Just an insight into her ‘world’ – she is 2 years and 10 months old – but her mental capability is that of a child 19 months older than her. So she is extreme intelligent and has the vocabulary of a child older than 4. But emotionally, she is only a year and a half. And this extreme gap causes her to have the knowledge of things around her, but not have the ability to react to it. Think – Sheldon Cooper of Big Bang Theory. So yeah us, we are raising a pretty, girly Sheldon that is in love with dinosaurs and trains!

We are carrying on with therapy and I will blog more on what I found is working for us and what is not at a later stage.
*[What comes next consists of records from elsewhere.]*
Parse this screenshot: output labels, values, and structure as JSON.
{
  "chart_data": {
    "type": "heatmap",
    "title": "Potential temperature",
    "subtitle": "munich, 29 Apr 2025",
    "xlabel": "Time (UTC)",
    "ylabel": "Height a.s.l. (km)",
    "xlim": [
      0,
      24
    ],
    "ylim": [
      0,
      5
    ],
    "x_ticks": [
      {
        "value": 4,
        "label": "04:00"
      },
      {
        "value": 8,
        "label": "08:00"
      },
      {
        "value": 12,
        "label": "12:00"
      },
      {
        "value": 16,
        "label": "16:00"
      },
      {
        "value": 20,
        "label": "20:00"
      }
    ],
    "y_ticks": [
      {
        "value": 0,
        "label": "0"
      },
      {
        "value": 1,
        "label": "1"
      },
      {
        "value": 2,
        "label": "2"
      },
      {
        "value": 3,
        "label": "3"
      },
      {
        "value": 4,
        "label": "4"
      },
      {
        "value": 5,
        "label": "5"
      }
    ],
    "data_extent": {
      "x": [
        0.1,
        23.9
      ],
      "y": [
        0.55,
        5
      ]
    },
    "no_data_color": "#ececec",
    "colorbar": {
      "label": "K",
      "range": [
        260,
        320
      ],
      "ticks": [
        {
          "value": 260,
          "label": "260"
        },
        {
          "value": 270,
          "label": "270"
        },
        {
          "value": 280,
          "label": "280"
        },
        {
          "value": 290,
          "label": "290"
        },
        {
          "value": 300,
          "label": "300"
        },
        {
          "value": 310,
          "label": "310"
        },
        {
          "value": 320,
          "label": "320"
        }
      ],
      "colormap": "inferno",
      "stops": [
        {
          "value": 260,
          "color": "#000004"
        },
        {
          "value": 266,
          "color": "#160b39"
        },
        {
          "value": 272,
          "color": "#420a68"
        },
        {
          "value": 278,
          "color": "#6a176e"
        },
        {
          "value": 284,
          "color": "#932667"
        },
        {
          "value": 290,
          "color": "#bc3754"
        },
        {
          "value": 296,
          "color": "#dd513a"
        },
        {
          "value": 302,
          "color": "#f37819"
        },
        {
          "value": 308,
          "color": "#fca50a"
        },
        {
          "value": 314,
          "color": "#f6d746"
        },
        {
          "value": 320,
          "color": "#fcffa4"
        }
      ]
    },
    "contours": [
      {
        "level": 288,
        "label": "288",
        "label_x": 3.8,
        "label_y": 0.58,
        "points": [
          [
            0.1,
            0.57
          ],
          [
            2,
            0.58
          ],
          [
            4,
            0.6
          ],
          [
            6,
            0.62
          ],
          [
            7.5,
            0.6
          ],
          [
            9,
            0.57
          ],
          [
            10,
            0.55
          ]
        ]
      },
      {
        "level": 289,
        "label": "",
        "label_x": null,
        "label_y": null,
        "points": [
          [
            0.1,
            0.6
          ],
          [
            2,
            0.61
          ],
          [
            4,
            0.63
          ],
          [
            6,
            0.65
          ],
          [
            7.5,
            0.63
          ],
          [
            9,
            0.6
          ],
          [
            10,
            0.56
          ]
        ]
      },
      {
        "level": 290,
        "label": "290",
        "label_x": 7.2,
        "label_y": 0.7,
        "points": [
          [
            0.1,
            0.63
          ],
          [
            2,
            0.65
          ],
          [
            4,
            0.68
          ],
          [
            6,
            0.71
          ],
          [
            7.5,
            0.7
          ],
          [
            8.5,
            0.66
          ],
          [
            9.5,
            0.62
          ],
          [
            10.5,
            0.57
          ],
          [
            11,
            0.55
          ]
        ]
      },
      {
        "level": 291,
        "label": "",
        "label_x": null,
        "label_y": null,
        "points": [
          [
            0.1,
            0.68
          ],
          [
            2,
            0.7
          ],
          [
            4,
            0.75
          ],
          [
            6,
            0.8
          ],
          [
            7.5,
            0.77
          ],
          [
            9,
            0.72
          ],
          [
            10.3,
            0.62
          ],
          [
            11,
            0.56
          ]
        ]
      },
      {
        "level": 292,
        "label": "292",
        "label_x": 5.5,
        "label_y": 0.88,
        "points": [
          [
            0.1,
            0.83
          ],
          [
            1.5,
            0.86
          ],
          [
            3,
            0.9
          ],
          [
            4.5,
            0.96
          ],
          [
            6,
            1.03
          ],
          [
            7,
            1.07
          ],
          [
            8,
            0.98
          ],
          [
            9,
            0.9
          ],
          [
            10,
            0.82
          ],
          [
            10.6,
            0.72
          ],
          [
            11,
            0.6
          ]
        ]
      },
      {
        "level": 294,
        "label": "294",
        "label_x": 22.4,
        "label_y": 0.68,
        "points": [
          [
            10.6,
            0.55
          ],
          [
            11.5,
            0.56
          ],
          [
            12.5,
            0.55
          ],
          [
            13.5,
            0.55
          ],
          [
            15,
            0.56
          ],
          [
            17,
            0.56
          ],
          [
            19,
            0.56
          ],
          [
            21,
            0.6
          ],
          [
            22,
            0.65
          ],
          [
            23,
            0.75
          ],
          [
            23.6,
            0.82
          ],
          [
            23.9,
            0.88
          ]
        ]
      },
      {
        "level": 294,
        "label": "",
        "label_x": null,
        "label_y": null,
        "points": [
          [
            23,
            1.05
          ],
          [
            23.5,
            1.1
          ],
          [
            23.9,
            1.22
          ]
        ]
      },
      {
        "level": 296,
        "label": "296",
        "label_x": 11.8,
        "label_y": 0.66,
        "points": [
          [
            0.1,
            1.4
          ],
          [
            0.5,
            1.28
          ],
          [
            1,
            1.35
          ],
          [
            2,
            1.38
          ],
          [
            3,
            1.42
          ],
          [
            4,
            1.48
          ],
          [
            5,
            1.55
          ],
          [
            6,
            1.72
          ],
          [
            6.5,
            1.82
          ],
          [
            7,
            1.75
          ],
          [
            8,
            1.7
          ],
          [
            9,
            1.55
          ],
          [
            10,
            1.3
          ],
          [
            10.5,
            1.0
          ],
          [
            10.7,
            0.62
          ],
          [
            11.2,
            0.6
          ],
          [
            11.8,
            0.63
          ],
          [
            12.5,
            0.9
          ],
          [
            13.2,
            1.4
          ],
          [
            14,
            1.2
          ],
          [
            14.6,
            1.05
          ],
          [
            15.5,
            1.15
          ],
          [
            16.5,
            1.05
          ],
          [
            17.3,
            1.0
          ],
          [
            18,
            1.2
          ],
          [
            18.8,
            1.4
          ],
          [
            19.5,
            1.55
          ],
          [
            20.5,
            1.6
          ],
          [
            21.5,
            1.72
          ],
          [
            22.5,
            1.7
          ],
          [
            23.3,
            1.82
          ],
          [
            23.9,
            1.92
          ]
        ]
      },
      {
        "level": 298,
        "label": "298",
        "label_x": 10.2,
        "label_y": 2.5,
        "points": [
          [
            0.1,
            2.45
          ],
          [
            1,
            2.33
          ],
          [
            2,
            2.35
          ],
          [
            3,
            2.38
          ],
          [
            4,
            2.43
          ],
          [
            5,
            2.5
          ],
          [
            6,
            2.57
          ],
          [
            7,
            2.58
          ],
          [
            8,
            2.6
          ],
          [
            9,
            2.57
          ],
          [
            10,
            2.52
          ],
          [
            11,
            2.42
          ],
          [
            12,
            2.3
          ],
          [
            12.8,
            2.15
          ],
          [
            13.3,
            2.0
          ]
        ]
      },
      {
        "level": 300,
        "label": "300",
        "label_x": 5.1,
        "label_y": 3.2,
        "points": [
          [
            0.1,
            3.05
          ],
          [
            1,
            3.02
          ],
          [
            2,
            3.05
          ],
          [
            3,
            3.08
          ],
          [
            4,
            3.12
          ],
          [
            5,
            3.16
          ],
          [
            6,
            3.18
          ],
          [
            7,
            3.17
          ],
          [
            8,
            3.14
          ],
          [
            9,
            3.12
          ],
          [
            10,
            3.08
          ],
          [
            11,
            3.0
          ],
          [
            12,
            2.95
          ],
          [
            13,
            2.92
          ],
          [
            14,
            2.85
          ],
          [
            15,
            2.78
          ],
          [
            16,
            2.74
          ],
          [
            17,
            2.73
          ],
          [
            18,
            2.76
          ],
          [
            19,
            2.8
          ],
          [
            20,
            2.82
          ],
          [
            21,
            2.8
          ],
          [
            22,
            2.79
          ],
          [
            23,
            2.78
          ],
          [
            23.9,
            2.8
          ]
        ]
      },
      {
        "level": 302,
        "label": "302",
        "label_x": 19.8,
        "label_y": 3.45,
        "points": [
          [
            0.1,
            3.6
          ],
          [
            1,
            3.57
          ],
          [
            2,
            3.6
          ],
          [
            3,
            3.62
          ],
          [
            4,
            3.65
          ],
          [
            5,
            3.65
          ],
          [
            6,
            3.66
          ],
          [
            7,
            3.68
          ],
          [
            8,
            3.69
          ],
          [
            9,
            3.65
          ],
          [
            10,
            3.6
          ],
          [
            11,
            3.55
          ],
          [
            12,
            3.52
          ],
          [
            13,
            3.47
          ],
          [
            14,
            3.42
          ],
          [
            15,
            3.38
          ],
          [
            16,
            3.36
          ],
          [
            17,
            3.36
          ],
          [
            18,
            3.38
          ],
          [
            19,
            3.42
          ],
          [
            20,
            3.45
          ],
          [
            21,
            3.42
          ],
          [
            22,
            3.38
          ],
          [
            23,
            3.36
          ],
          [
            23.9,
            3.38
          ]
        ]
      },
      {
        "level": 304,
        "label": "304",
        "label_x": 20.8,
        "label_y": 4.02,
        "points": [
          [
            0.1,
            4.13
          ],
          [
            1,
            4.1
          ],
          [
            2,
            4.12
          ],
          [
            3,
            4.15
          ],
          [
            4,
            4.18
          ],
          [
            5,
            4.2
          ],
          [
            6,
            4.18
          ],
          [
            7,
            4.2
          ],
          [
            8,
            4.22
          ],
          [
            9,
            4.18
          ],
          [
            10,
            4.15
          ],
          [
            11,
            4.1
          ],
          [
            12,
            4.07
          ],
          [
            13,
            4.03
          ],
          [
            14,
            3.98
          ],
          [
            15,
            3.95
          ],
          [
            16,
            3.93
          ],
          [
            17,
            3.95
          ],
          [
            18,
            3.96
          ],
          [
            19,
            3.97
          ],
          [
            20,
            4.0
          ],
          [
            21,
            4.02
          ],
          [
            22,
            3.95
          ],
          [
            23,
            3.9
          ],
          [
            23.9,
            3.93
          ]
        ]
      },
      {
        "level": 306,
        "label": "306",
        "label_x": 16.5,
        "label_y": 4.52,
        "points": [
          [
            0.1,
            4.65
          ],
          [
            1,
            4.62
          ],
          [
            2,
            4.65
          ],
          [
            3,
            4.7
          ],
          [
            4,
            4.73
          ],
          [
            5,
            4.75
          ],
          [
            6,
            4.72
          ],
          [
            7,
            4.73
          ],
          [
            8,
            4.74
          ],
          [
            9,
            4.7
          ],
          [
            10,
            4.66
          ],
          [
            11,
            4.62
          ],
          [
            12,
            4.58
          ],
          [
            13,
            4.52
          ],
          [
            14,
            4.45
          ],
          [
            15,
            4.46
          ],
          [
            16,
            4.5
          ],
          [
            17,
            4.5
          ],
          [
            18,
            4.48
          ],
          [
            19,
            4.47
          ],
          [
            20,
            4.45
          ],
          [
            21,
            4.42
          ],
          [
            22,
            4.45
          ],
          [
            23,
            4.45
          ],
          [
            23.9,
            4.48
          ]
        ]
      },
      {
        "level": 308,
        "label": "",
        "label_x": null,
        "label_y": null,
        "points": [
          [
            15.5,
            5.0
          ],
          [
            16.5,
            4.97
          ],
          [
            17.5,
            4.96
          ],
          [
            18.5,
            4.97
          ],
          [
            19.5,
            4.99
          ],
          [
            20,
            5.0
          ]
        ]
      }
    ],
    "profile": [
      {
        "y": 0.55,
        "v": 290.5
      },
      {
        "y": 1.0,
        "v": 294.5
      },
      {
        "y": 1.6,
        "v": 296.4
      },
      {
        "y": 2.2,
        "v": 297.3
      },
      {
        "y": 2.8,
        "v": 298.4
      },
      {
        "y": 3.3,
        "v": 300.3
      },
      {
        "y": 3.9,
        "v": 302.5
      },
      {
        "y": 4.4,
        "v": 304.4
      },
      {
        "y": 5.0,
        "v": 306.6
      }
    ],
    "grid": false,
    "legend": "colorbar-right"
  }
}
I am really feeling for her at the moment. The last 2 weeks I have been very busy and there has been a lot of customers coming in to pick up products. This has totally thrown her system out. By Saturday evening she was a total mess as I have been at a market the whole day and she was left with hubby. Sunday she was even more clingy and slept with me the whole night, holding on to me. We wanted to go out for some ice cream but I realized that taking her out in public the way she was, would be a disaster. So I sent hubby to do the ‘chores’ part of our trip and stayed with her. I wanted to brush her (I will explain brushing in a different post) but her brush just felt too hard for me. I was desperate to give her input, so I remembered a back massager¬† that my sister in law gave me as a gift a few years ago. I found batteries for it and gave it to her. The amount of instant relief it gave was amazing. She was rubbing it on her legs, arms, tummy and even put it in her mouth. She loved the input she got. By the time hubby got back, she was calm and we could go out and have ice cream. She was VERY busy while out, but on average, it was a good outing. So yeah for massagers!

Today she was very needy. I had to stop my work often and go to bed with her. She just wants to be in bed hugging me. And it so difficult with a cheeky 4 year old in the mix that demands attention. But hey, tomorrow is a better day. Also – as an Aspie parent, you are always tired. Like always. So send coffee!! And chocolates!

We really want to thank Lorryn at The Mouse House. She has been amazing with Abby and we could not have asked for a better person to do the evaluation.